Losing heart tones on a twin is an emergency, not a funny story. They did not know which twin was coming out first either, another total failure on their part when it comes to monitoring. Things get even worse when:

Again, another surprise! Giselle said, “I have a foot!” Megan’s feet were down and coming through the birth canal. The little girl must have turned around right after Alex was born! Giselle continued to help Megan with a now breech delivery… one foot, two feet…I reached behind me and felt little baby feet kicking in the water… legs, chest, one arm, then two arms were out. John could see that Megan stopped kicking and that her body was floating in the water with no movement.

There are a few breech presentations, feet first  is called a footling breech. It is the most dangerous breech presentation. I have an emergency childbirth guide for military OBGYNs that explains how and why footling breech births are the absolute worst presentation with a ‘significant’ increase in risk for complications and death.

Unbelievably, it gets even worse:

 When Megan was completely out of the water, she wasn’t able to breathe. The midwives held her white, limp body and started calling her name.
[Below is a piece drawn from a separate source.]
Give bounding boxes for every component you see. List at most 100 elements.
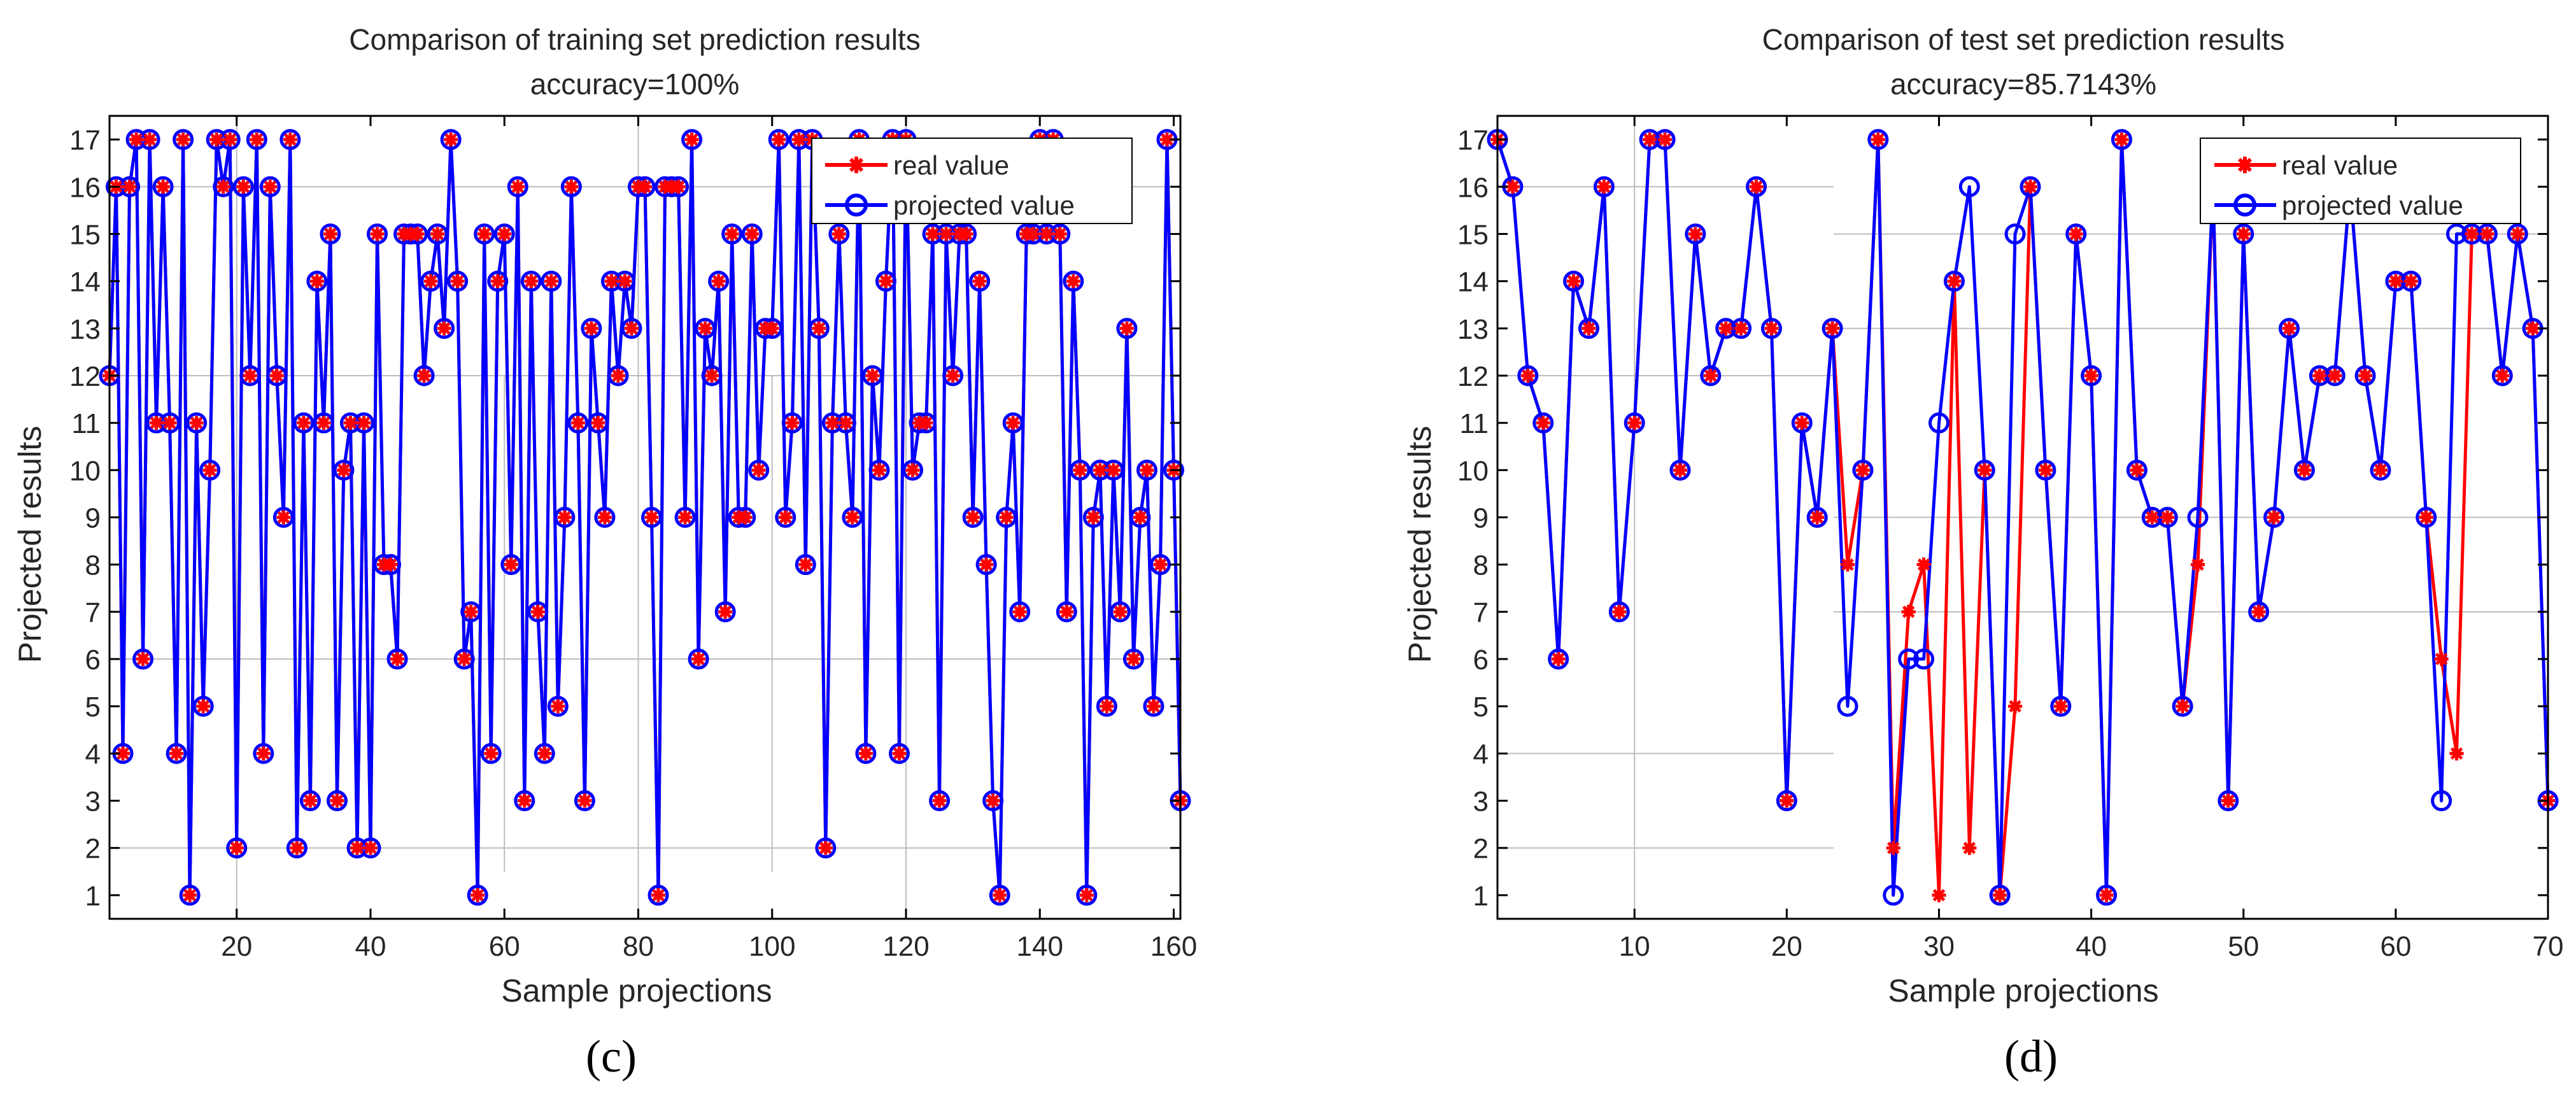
training-real-value-point [122, 180, 137, 194]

She was given a breath through mouth-to-mouth resuscitation and they tried to stimulate her with pats and calling her name. Megan took one gasp and then stopped breathing again. They checked her heart and it was still beating. The cord was cut and the team rushed Megan into the other room and onto the crib so they could continue the resuscitation work.

John and the midwives continued to stimulate her, give her mouth-to-mouth breaths and also used some cayenne solution on her chest to get her respiratory system jump started. After about 4 minutes, Megan was breathing successfully on her own.

We found out later that the two placentas were fused together. When Alex was born, the placentas detached. By the time Megan was born, just 14 minutes after Alex, Megan’s placenta had completely shut down.

No one called 911 at any point during this, but they did pour pepper on a baby to try and get it to breathe. They are lucky that their child did not die, but there may have been some damage done by the lack of oxygen. The mother continues:

 We think Megan missed out on about a minute of oxygen from being delivered to her via the placenta. (fyi- newborns that miss around 20 minutes of oxygen may start to experience brain damage.)

Not sure why they think she only missed one minute of oxygen. They do not use electronic fetal monitoring so everyone has to guess about how long the baby went without oxygen.I don’t know who told her a baby can hold its breath for 20 minutes without brain damage (probably her clueless midwives), but they were lying to her. Every source I could find said 5 minutes before hypoxia sets in, even Ina May Gaskin  says so and she is the big name in home birth midwives. All the other indicators of hypoxic brain injury require hospital equipment to detect, and a lot of the time these brain injuries do not become apparent until years after the birth. There is no way of knowing if that tiny baby came out of this unscathed without following up in several years.

The mom is happy because she thinks she received great care. Her babies weren’t dead, although they came much closer to death than they ever needed to, and were attended by incompetent practitioners who think that sprinkling pepper on a baby is a better idea than calling 911 when they aren’t breathing.

I realize the birth story I linked to may soon disappear once it reflects poorly on the midwifery community (a story about a near dead breech birth was removed after I reported on it before), so I have saved this one in its entirety on my computer just in case. I hope the prosecution for the VIckie Sorensen case is paying attention- this additional birth shows a craven disregard for the life of newborns and mothers on Vickie Sorensen’s part. Delivering one dead twin wasn’t enough to discourage her from taking on twins again. Most people try to learn from their mistakes, especially when they are costly to others, but this mother-daughter midwife team seems to think that its normal or acceptable to ignore what they have been responsible for (when the outcome is bad, anyway). Regular people would be tormented by even possibly having played a role in a newborn death, these midwives are so unconcerned about it that they decided to risk it again.